The court found the state relied heavily on statistical and macroeconomic evidence, such as the fact CollegeAmerica annually wrote off upwards of 40% of debt owed by students as uncollectible, but the state failed to demonstrate this was directly a result of credit terms and the schedule of payments under the loans themselves as required by 5-6-112(3)(a). 

The court found CollegeAmerica seemed to have regarded EduPlan loans as a loss leader, and this wasn’t evidence of unconscionability. The court went on to consider the remaining factors of section 5-6-112(3), finding EduPlan loans weren’t unconscionable for all borrowers in general, but were for certain specific borrowers.

Each party appealed. The appeals court reversed the trial court’s judgment in part and remanded the case for a new bench trial on each of the state’s CCPA claims. CollegeAmerica and the state petitioned the Colorado Supreme Court for review which it granted. 

The state high court concluded, as the appeals court did, that the state’s CCPA civil penalty claims are equitable in nature and CollegeAmerica isn’t entitled to a jury trial on those claims. The Colorado Supreme Court found the appeals court erred in remanding the case for a new trial without first assessing whether CollegeAmerica had a fair opportunity to litigate the issue of significant public impact and, if so, whether the evidence established such an impact.

The Colorado Supreme Court further concluded the appeals court correctly determined CollegeAmerica’s EduPlan loans as a whole weren’t unconscionable, although the state high court disagreed with the appeals court’s conclusion that individualized evidence regarding the probability of repayment was necessary to establish unconscionability. The Colorado Supreme Court affirmed in part and reversed in part the judgment of the appeals court and remanded the case for further proceedings consistent with the opinion. 

Justice Maria Berkenkotter didn’t participate in the appeal.

In re. Arvada Village Gardens LP v. Garate

The Colorado Supreme Court en banc made a rule absolute involving COVID-19, landlords and tenants.

Before landlords can evict tenants, they need to provide notice. Under Colorado law, the required notice period is 10 days.
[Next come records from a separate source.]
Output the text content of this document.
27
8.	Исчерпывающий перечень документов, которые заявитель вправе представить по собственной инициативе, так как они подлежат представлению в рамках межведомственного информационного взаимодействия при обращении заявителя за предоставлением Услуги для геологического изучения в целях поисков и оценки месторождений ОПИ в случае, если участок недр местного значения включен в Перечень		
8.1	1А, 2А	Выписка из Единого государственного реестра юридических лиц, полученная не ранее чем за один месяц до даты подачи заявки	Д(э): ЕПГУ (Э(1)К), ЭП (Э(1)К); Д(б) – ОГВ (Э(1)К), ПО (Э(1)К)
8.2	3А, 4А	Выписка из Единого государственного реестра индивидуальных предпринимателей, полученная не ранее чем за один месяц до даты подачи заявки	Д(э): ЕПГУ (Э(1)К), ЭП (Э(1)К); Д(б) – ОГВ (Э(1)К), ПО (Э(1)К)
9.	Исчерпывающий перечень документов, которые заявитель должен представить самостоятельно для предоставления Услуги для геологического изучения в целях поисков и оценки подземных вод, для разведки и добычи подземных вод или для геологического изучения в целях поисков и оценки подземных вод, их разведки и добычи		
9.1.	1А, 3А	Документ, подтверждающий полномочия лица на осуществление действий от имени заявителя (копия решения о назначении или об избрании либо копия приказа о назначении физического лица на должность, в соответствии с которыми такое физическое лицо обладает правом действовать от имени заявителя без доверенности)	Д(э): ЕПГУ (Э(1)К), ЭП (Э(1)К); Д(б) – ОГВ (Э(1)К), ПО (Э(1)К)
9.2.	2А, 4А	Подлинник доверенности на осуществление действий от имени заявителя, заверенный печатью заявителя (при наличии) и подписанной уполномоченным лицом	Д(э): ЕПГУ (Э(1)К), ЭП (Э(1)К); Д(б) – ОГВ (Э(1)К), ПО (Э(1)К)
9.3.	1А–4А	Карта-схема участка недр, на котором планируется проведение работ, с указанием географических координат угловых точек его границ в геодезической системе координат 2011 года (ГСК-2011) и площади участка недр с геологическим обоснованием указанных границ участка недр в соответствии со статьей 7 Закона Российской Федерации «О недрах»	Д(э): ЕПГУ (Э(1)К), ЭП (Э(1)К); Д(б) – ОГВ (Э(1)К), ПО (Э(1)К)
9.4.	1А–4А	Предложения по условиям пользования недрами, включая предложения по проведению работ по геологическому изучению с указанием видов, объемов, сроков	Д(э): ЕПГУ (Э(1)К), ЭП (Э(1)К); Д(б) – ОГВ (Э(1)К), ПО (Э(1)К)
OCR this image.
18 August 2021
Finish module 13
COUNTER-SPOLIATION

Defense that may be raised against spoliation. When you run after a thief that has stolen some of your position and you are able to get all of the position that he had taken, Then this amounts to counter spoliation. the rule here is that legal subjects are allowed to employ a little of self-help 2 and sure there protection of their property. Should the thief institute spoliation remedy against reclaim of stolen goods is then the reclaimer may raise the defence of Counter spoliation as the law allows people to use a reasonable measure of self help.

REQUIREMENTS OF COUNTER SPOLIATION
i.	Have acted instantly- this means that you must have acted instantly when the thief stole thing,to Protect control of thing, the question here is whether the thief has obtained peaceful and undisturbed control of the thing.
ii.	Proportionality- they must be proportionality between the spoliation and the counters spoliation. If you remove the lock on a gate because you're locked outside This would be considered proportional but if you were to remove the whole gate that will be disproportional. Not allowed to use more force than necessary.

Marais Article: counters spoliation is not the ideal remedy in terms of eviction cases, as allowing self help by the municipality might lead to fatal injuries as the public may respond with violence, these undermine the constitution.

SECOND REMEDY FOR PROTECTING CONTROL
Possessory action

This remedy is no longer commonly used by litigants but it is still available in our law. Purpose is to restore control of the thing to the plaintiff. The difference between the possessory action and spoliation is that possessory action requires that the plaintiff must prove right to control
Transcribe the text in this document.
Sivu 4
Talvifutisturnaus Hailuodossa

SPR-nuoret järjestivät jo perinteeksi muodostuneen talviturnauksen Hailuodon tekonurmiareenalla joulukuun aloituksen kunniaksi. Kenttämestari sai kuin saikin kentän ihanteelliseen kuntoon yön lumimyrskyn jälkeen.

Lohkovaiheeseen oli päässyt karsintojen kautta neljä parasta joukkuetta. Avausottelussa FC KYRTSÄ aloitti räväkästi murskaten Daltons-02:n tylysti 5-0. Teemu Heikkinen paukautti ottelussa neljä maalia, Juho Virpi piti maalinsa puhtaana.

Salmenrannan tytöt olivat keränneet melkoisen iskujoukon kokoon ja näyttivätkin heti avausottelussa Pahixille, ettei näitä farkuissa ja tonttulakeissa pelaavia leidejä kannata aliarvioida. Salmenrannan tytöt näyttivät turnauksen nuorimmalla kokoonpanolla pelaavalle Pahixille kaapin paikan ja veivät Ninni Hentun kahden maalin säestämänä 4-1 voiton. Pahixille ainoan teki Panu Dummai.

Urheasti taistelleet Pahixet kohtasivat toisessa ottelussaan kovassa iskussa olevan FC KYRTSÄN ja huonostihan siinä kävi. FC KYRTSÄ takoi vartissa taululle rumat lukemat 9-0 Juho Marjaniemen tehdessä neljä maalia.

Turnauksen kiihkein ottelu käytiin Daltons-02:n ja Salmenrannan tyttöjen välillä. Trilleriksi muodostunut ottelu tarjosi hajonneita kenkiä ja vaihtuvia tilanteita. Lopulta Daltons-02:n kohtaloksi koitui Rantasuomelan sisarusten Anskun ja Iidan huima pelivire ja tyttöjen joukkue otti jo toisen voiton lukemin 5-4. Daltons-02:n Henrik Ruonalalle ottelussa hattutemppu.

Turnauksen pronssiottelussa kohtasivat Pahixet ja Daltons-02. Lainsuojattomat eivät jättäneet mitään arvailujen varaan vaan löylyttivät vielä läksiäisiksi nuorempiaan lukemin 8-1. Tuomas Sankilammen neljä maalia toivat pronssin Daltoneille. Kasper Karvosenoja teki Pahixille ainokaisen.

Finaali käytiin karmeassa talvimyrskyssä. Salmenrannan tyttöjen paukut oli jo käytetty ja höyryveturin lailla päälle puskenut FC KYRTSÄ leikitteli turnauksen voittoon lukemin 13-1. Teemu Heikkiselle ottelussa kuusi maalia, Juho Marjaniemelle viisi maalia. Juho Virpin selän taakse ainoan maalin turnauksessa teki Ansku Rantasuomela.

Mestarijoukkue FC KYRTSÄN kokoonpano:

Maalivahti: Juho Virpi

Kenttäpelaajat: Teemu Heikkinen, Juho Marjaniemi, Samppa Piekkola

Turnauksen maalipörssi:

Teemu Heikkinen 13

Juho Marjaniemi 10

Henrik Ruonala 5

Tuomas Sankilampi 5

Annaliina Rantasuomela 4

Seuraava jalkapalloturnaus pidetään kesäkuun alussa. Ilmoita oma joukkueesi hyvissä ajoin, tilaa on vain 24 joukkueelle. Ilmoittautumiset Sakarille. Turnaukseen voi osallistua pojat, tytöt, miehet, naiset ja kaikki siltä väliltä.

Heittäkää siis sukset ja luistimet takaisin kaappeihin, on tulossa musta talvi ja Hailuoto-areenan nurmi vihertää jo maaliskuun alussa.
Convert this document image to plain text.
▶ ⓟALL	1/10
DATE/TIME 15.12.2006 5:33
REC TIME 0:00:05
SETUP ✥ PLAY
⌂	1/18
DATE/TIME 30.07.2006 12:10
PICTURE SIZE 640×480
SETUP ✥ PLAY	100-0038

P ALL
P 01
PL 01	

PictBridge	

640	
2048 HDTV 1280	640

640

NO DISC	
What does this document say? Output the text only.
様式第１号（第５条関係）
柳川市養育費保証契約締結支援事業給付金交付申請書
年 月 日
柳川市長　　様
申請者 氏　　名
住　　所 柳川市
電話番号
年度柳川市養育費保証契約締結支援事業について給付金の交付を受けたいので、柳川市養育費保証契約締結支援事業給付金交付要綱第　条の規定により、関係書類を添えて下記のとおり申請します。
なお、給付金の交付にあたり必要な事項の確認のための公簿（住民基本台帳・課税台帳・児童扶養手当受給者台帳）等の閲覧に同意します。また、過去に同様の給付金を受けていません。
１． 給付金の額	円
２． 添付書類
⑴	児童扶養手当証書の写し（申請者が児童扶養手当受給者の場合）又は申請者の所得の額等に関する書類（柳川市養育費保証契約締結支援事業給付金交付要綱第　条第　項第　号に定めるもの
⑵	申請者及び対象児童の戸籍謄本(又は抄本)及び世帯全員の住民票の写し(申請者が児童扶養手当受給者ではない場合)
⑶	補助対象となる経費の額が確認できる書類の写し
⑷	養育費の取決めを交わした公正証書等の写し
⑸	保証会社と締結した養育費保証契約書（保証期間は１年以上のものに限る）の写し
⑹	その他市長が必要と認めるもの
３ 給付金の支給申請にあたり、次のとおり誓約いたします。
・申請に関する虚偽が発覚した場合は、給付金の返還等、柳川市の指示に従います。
During the pandemic, Congress passed a law requiring a 30-day notice period for eviction from certain rental properties. 

Ana Garate is the tenant of a property located at Arvada Village Apartments where Arvada Village Gardens LP is the landlord. Garate receives a federal Section 8 housing choice voucher, which the landlord takes as payment for rent.

The property is covered by the Coronavirus Aid, Relief and Economic Security Act. On Dec. 6, 2022, the landlord served an eviction notice on Garate that she needed to within 10 days pay overdue rent and fees or surrender the premises. Twenty-three days later, the landlord filed a forcible entry and detainer proceeding in Jefferson County Court.

Garate filed an answer and motion to dismiss, arguing the landlord failed to satisfy the CARES Act’s 30-day notice period and the case needed to be dismissed for a lack of jurisdiction. The county court denied the motion to dismiss, concluding the CARES Act’s notice provision expired and Colorado’s 10-day notice controlled.

Garate filed a Colorado Appellate Rule 21 petition. The Colorado Supreme Court exercised its jurisdiction under the petition

After looking at the plain language of the CARES Act, the Colorado Supreme Court concluded the federal 30-day notice provision is still in effect for covered properties. The high court made the rule to show cause absolute. 

The Colorado Supreme Court noted that a landlord of a property covered by the CARES Act must give 30 days notice before filing for a forcible entry and detainer in Colorado. Since the landlord didn’t do so, the action was dismissed. The court found Congress didn’t include an expiration date on the notice provision of the law and declined to create one. Courts in Washington, Oklahoma and Connecticut have found the same thing, the court added. 

Chief Justice Boatright didn’t participate in the proceeding.